Developers took the City of Greater Bendigo to the tribunal because of council opposition to their permit application.
The developers argued that the site was a good place for a service station and second shop front for a business still to be determined.
They said it was at the corner of two arterial roads with links both to Bendigo's hospital precinct and its north-western suburbs.
The site is zoned for commercial use and a range of Victorian government policies support businesses like it in the area, developers had said.
"They say the proposal will provide a viable service for the needs of both local residents and workers who either work locally in the health precinct or commute between the Bendigo CBD and the outer residential areas to the north," Mr Harty said.
He said that while the argument "appears logical", specific council policies for the area because it connects the city centre to the hospital precinct.
The council's policies include pushes for more inner city living and businesses that support that.
Those policies include ideas to make Bridge Street into a "main street" that supports people living and working nearby.
The council told VCAT that a service station would be an underdevelopment of the site and would not set a benchmark for any other developers eyeing the area.

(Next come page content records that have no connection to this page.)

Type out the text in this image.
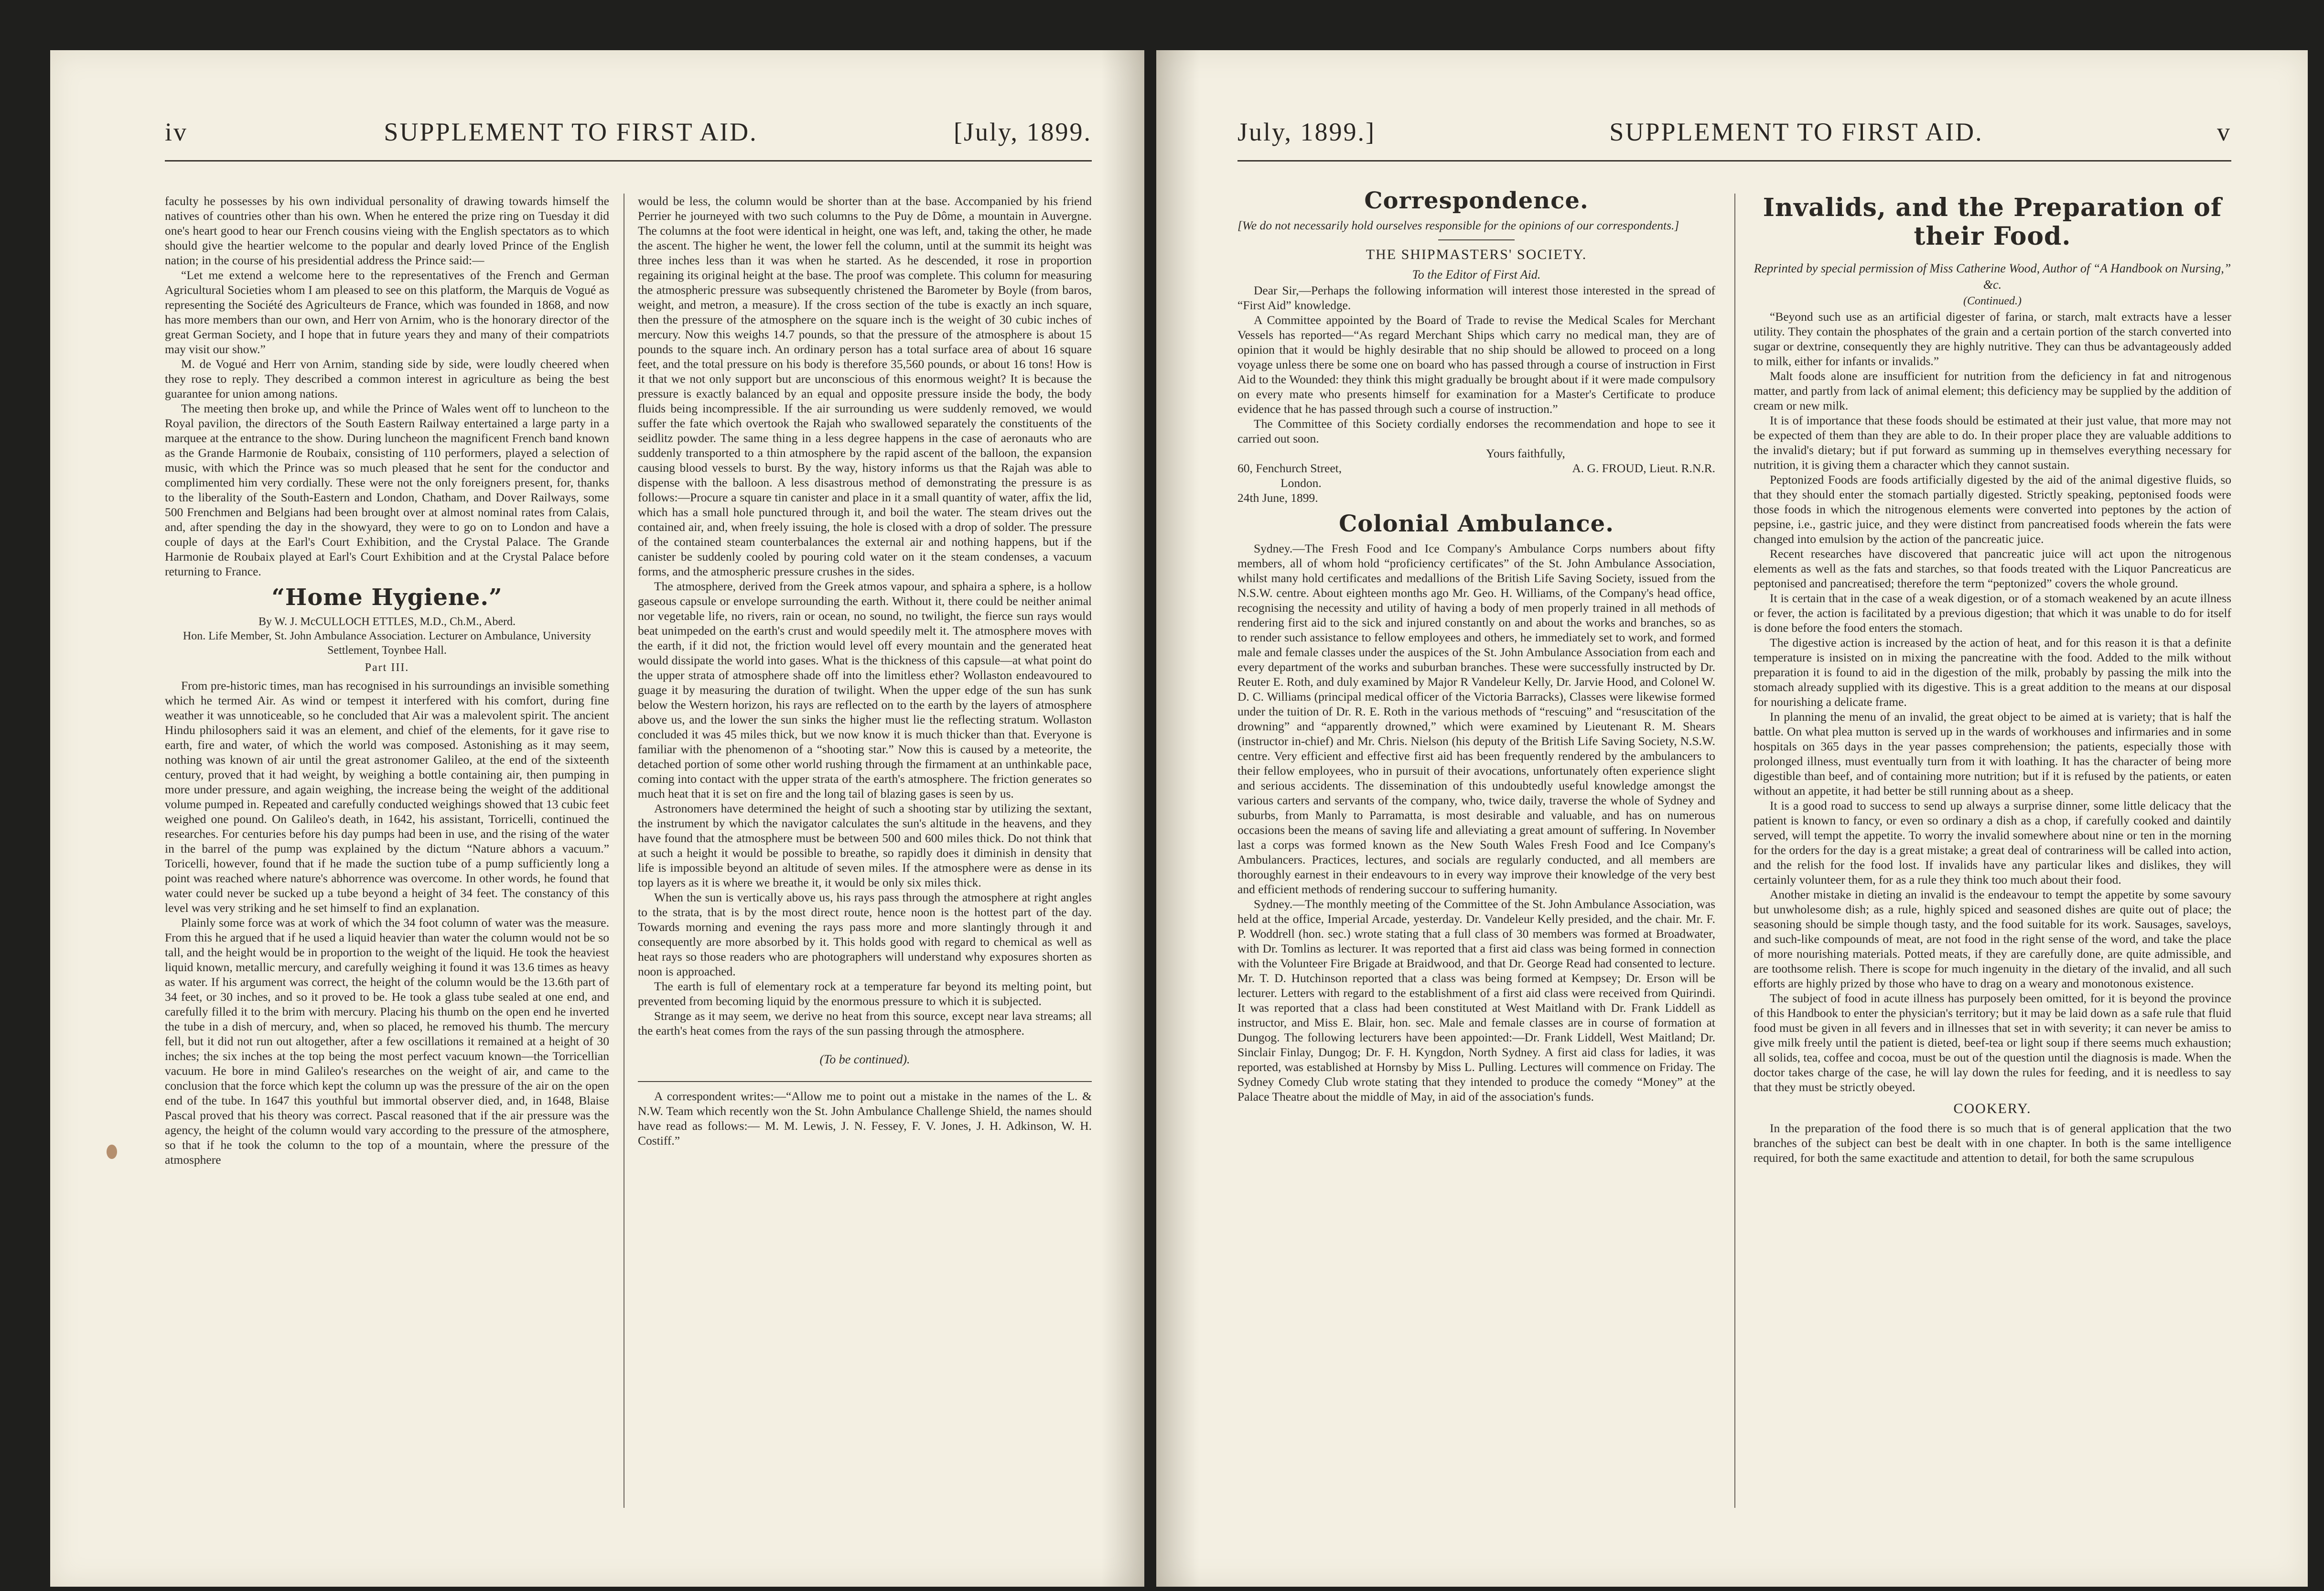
iv	SUPPLEMENT TO FIRST AID.	[July, 1899.

faculty he possesses by his own individual personality of drawing towards himself the natives of countries other than his own. When he entered the prize ring on Tuesday it did one's heart good to hear our French cousins vieing with the English spectators as to which should give the heartier welcome to the popular and dearly loved Prince of the English nation; in the course of his presidential address the Prince said:—

“Let me extend a welcome here to the representatives of the French and German Agricultural Societies whom I am pleased to see on this platform, the Marquis de Vogué as representing the Société des Agriculteurs de France, which was founded in 1868, and now has more members than our own, and Herr von Arnim, who is the honorary director of the great German Society, and I hope that in future years they and many of their compatriots may visit our show.”

M. de Vogué and Herr von Arnim, standing side by side, were loudly cheered when they rose to reply. They described a common interest in agriculture as being the best guarantee for union among nations.

The meeting then broke up, and while the Prince of Wales went off to luncheon to the Royal pavilion, the directors of the South Eastern Railway entertained a large party in a marquee at the entrance to the show. During luncheon the magnificent French band known as the Grande Harmonie de Roubaix, consisting of 110 performers, played a selection of music, with which the Prince was so much pleased that he sent for the conductor and complimented him very cordially. These were not the only foreigners present, for, thanks to the liberality of the South-Eastern and London, Chatham, and Dover Railways, some 500 Frenchmen and Belgians had been brought over at almost nominal rates from Calais, and, after spending the day in the showyard, they were to go on to London and have a couple of days at the Earl's Court Exhibition, and the Crystal Palace. The Grande Harmonie de Roubaix played at Earl's Court Exhibition and at the Crystal Palace before returning to France.

“Home Hygiene.”

By W. J. McCULLOCH ETTLES, M.D., Ch.M., Aberd.

Hon. Life Member, St. John Ambulance Association. Lecturer on Ambulance, University Settlement, Toynbee Hall.

Part III.

From pre-historic times, man has recognised in his surroundings an invisible something which he termed Air. As wind or tempest it interfered with his comfort, during fine weather it was unnoticeable, so he concluded that Air was a malevolent spirit. The ancient Hindu philosophers said it was an element, and chief of the elements, for it gave rise to earth, fire and water, of which the world was composed. Astonishing as it may seem, nothing was known of air until the great astronomer Galileo, at the end of the sixteenth century, proved that it had weight, by weighing a bottle containing air, then pumping in more under pressure, and again weighing, the increase being the weight of the additional volume pumped in. Repeated and carefully conducted weighings showed that 13 cubic feet weighed one pound. On Galileo's death, in 1642, his assistant, Torricelli, continued the researches. For centuries before his day pumps had been in use, and the rising of the water in the barrel of the pump was explained by the dictum “Nature abhors a vacuum.” Toricelli, however, found that if he made the suction tube of a pump sufficiently long a point was reached where nature's abhorrence was overcome. In other words, he found that water could never be sucked up a tube beyond a height of 34 feet. The constancy of this level was very striking and he set himself to find an explanation.

Plainly some force was at work of which the 34 foot column of water was the measure. From this he argued that if he used a liquid heavier than water the column would not be so tall, and the height would be in proportion to the weight of the liquid. He took the heaviest liquid known, metallic mercury, and carefully weighing it found it was 13.6 times as heavy as water. If his argument was correct, the height of the column would be the 13.6th part of 34 feet, or 30 inches, and so it proved to be. He took a glass tube sealed at one end, and carefully filled it to the brim with mercury. Placing his thumb on the open end he inverted the tube in a dish of mercury, and, when so placed, he removed his thumb. The mercury fell, but it did not run out altogether, after a few oscillations it remained at a height of 30 inches; the six inches at the top being the most perfect vacuum known—the Torricellian vacuum. He bore in mind Galileo's researches on the weight of air, and came to the conclusion that the force which kept the column up was the pressure of the air on the open end of the tube. In 1647 this youthful but immortal observer died, and, in 1648, Blaise Pascal proved that his theory was correct. Pascal reasoned that if the air pressure was the agency, the height of the column would vary according to the pressure of the atmosphere, so that if he took the column to the top of a mountain, where the pressure of the atmosphere

would be less, the column would be shorter than at the base. Accompanied by his friend Perrier he journeyed with two such columns to the Puy de Dôme, a mountain in Auvergne. The columns at the foot were identical in height, one was left, and, taking the other, he made the ascent. The higher he went, the lower fell the column, until at the summit its height was three inches less than it was when he started. As he descended, it rose in proportion regaining its original height at the base. The proof was complete. This column for measuring the atmospheric pressure was subsequently christened the Barometer by Boyle (from baros, weight, and metron, a measure). If the cross section of the tube is exactly an inch square, then the pressure of the atmosphere on the square inch is the weight of 30 cubic inches of mercury. Now this weighs 14.7 pounds, so that the pressure of the atmosphere is about 15 pounds to the square inch. An ordinary person has a total surface area of about 16 square feet, and the total pressure on his body is therefore 35,560 pounds, or about 16 tons! How is it that we not only support but are unconscious of this enormous weight? It is because the pressure is exactly balanced by an equal and opposite pressure inside the body, the body fluids being incompressible. If the air surrounding us were suddenly removed, we would suffer the fate which overtook the Rajah who swallowed separately the constituents of the seidlitz powder. The same thing in a less degree happens in the case of aeronauts who are suddenly transported to a thin atmosphere by the rapid ascent of the balloon, the expansion causing blood vessels to burst. By the way, history informs us that the Rajah was able to dispense with the balloon. A less disastrous method of demonstrating the pressure is as follows:—Procure a square tin canister and place in it a small quantity of water, affix the lid, which has a small hole punctured through it, and boil the water. The steam drives out the contained air, and, when freely issuing, the hole is closed with a drop of solder. The pressure of the contained steam counterbalances the external air and nothing happens, but if the canister be suddenly cooled by pouring cold water on it the steam condenses, a vacuum forms, and the atmospheric pressure crushes in the sides.

The atmosphere, derived from the Greek atmos vapour, and sphaira a sphere, is a hollow gaseous capsule or envelope surrounding the earth. Without it, there could be neither animal nor vegetable life, no rivers, rain or ocean, no sound, no twilight, the fierce sun rays would beat unimpeded on the earth's crust and would speedily melt it. The atmosphere moves with the earth, if it did not, the friction would level off every mountain and the generated heat would dissipate the world into gases. What is the thickness of this capsule—at what point do the upper strata of atmosphere shade off into the limitless ether? Wollaston endeavoured to guage it by measuring the duration of twilight. When the upper edge of the sun has sunk below the Western horizon, his rays are reflected on to the earth by the layers of atmosphere above us, and the lower the sun sinks the higher must lie the reflecting stratum. Wollaston concluded it was 45 miles thick, but we now know it is much thicker than that. Everyone is familiar with the phenomenon of a “shooting star.” Now this is caused by a meteorite, the detached portion of some other world rushing through the firmament at an unthinkable pace, coming into contact with the upper strata of the earth's atmosphere. The friction generates so much heat that it is set on fire and the long tail of blazing gases is seen by us.

Astronomers have determined the height of such a shooting star by utilizing the sextant, the instrument by which the navigator calculates the sun's altitude in the heavens, and they have found that the atmosphere must be between 500 and 600 miles thick. Do not think that at such a height it would be possible to breathe, so rapidly does it diminish in density that life is impossible beyond an altitude of seven miles. If the atmosphere were as dense in its top layers as it is where we breathe it, it would be only six miles thick.

When the sun is vertically above us, his rays pass through the atmosphere at right angles to the strata, that is by the most direct route, hence noon is the hottest part of the day. Towards morning and evening the rays pass more and more slantingly through it and consequently are more absorbed by it. This holds good with regard to chemical as well as heat rays so those readers who are photographers will understand why exposures shorten as noon is approached.

The earth is full of elementary rock at a temperature far beyond its melting point, but prevented from becoming liquid by the enormous pressure to which it is subjected.

Strange as it may seem, we derive no heat from this source, except near lava streams; all the earth's heat comes from the rays of the sun passing through the atmosphere.

(To be continued).

A correspondent writes:—“Allow me to point out a mistake in the names of the L. & N.W. Team which recently won the St. John Ambulance Challenge Shield, the names should have read as follows:— M. M. Lewis, J. N. Fessey, F. V. Jones, J. H. Adkinson, W. H. Costiff.”

July, 1899.]	SUPPLEMENT TO FIRST AID.	v

Correspondence.

[We do not necessarily hold ourselves responsible for the opinions of our correspondents.]

THE SHIPMASTERS' SOCIETY.

To the Editor of First Aid.

Dear Sir,—Perhaps the following information will interest those interested in the spread of “First Aid” knowledge.

A Committee appointed by the Board of Trade to revise the Medical Scales for Merchant Vessels has reported—“As regard Merchant Ships which carry no medical man, they are of opinion that it would be highly desirable that no ship should be allowed to proceed on a long voyage unless there be some one on board who has passed through a course of instruction in First Aid to the Wounded: they think this might gradually be brought about if it were made compulsory on every mate who presents himself for examination for a Master's Certificate to produce evidence that he has passed through such a course of instruction.”

The Committee of this Society cordially endorses the recommendation and hope to see it carried out soon.

Yours faithfully,

60, Fenchurch Street,	A. G. FROUD, Lieut. R.N.R.

London.

24th June, 1899.

Colonial Ambulance.

Sydney.—The Fresh Food and Ice Company's Ambulance Corps numbers about fifty members, all of whom hold “proficiency certificates” of the St. John Ambulance Association, whilst many hold certificates and medallions of the British Life Saving Society, issued from the N.S.W. centre. About eighteen months ago Mr. Geo. H. Williams, of the Company's head office, recognising the necessity and utility of having a body of men properly trained in all methods of rendering first aid to the sick and injured constantly on and about the works and branches, so as to render such assistance to fellow employees and others, he immediately set to work, and formed male and female classes under the auspices of the St. John Ambulance Association from each and every department of the works and suburban branches. These were successfully instructed by Dr. Reuter E. Roth, and duly examined by Major R Vandeleur Kelly, Dr. Jarvie Hood, and Colonel W. D. C. Williams (principal medical officer of the Victoria Barracks), Classes were likewise formed under the tuition of Dr. R. E. Roth in the various methods of “rescuing” and “resuscitation of the drowning” and “apparently drowned,” which were examined by Lieutenant R. M. Shears (instructor in-chief) and Mr. Chris. Nielson (his deputy of the British Life Saving Society, N.S.W. centre. Very efficient and effective first aid has been frequently rendered by the ambulancers to their fellow employees, who in pursuit of their avocations, unfortunately often experience slight and serious accidents. The dissemination of this undoubtedly useful knowledge amongst the various carters and servants of the company, who, twice daily, traverse the whole of Sydney and suburbs, from Manly to Parramatta, is most desirable and valuable, and has on numerous occasions been the means of saving life and alleviating a great amount of suffering. In November last a corps was formed known as the New South Wales Fresh Food and Ice Company's Ambulancers. Practices, lectures, and socials are regularly conducted, and all members are thoroughly earnest in their endeavours to in every way improve their knowledge of the very best and efficient methods of rendering succour to suffering humanity.

Sydney.—The monthly meeting of the Committee of the St. John Ambulance Association, was held at the office, Imperial Arcade, yesterday. Dr. Vandeleur Kelly presided, and the chair. Mr. F. P. Woddrell (hon. sec.) wrote stating that a full class of 30 members was formed at Broadwater, with Dr. Tomlins as lecturer. It was reported that a first aid class was being formed in connection with the Volunteer Fire Brigade at Braidwood, and that Dr. George Read had consented to lecture. Mr. T. D. Hutchinson reported that a class was being formed at Kempsey; Dr. Erson will be lecturer. Letters with regard to the establishment of a first aid class were received from Quirindi. It was reported that a class had been constituted at West Maitland with Dr. Frank Liddell as instructor, and Miss E. Blair, hon. sec. Male and female classes are in course of formation at Dungog. The following lecturers have been appointed:—Dr. Frank Liddell, West Maitland; Dr. Sinclair Finlay, Dungog; Dr. F. H. Kyngdon, North Sydney. A first aid class for ladies, it was reported, was established at Hornsby by Miss L. Pulling. Lectures will commence on Friday. The Sydney Comedy Club wrote stating that they intended to produce the comedy “Money” at the Palace Theatre about the middle of May, in aid of the association's funds.

Invalids, and the Preparation of their Food.

Reprinted by special permission of Miss Catherine Wood, Author of “A Handbook on Nursing,” &c.

(Continued.)

“Beyond such use as an artificial digester of farina, or starch, malt extracts have a lesser utility. They contain the phosphates of the grain and a certain portion of the starch converted into sugar or dextrine, consequently they are highly nutritive. They can thus be advantageously added to milk, either for infants or invalids.”

Malt foods alone are insufficient for nutrition from the deficiency in fat and nitrogenous matter, and partly from lack of animal element; this deficiency may be supplied by the addition of cream or new milk.

It is of importance that these foods should be estimated at their just value, that more may not be expected of them than they are able to do. In their proper place they are valuable additions to the invalid's dietary; but if put forward as summing up in themselves everything necessary for nutrition, it is giving them a character which they cannot sustain.

Peptonized Foods are foods artificially digested by the aid of the animal digestive fluids, so that they should enter the stomach partially digested. Strictly speaking, peptonised foods were those foods in which the nitrogenous elements were converted into peptones by the action of pepsine, i.e., gastric juice, and they were distinct from pancreatised foods wherein the fats were changed into emulsion by the action of the pancreatic juice.

Recent researches have discovered that pancreatic juice will act upon the nitrogenous elements as well as the fats and starches, so that foods treated with the Liquor Pancreaticus are peptonised and pancreatised; therefore the term “peptonized” covers the whole ground.

It is certain that in the case of a weak digestion, or of a stomach weakened by an acute illness or fever, the action is facilitated by a previous digestion; that which it was unable to do for itself is done before the food enters the stomach.

The digestive action is increased by the action of heat, and for this reason it is that a definite temperature is insisted on in mixing the pancreatine with the food. Added to the milk without preparation it is found to aid in the digestion of the milk, probably by passing the milk into the stomach already supplied with its digestive. This is a great addition to the means at our disposal for nourishing a delicate frame.

In planning the menu of an invalid, the great object to be aimed at is variety; that is half the battle. On what plea mutton is served up in the wards of workhouses and infirmaries and in some hospitals on 365 days in the year passes comprehension; the patients, especially those with prolonged illness, must eventually turn from it with loathing. It has the character of being more digestible than beef, and of containing more nutrition; but if it is refused by the patients, or eaten without an appetite, it had better be still running about as a sheep.

It is a good road to success to send up always a surprise dinner, some little delicacy that the patient is known to fancy, or even so ordinary a dish as a chop, if carefully cooked and daintily served, will tempt the appetite. To worry the invalid somewhere about nine or ten in the morning for the orders for the day is a great mistake; a great deal of contrariness will be called into action, and the relish for the food lost. If invalids have any particular likes and dislikes, they will certainly volunteer them, for as a rule they think too much about their food.

Another mistake in dieting an invalid is the endeavour to tempt the appetite by some savoury but unwholesome dish; as a rule, highly spiced and seasoned dishes are quite out of place; the seasoning should be simple though tasty, and the food suitable for its work. Sausages, saveloys, and such-like compounds of meat, are not food in the right sense of the word, and take the place of more nourishing materials. Potted meats, if they are carefully done, are quite admissible, and are toothsome relish. There is scope for much ingenuity in the dietary of the invalid, and all such efforts are highly prized by those who have to drag on a weary and monotonous existence.

The subject of food in acute illness has purposely been omitted, for it is beyond the province of this Handbook to enter the physician's territory; but it may be laid down as a safe rule that fluid food must be given in all fevers and in illnesses that set in with severity; it can never be amiss to give milk freely until the patient is dieted, beef-tea or light soup if there seems much exhaustion; all solids, tea, coffee and cocoa, must be out of the question until the diagnosis is made. When the doctor takes charge of the case, he will lay down the rules for feeding, and it is needless to say that they must be strictly obeyed.

COOKERY.

In the preparation of the food there is so much that is of general application that the two branches of the subject can best be dealt with in one chapter. In both is the same intelligence required, for both the same exactitude and attention to detail, for both the same scrupulous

Service station developers countered that Bendigo's inner city living market was immature and that nearby sites would make more sense for apartments in the future.
They said the site was so close to the city centre that it was unlikely to attract big commercial or office builds, so smaller developments like the service station were more likely.
Mr Harty disagreed, pointing to council policies that could drive up the number of pedestrians on Bridge Street.
Any concerns about the apartment market being immature should not deter developers given how close the site was to the hospital and the council's hopes for Bridge Street's future, he said.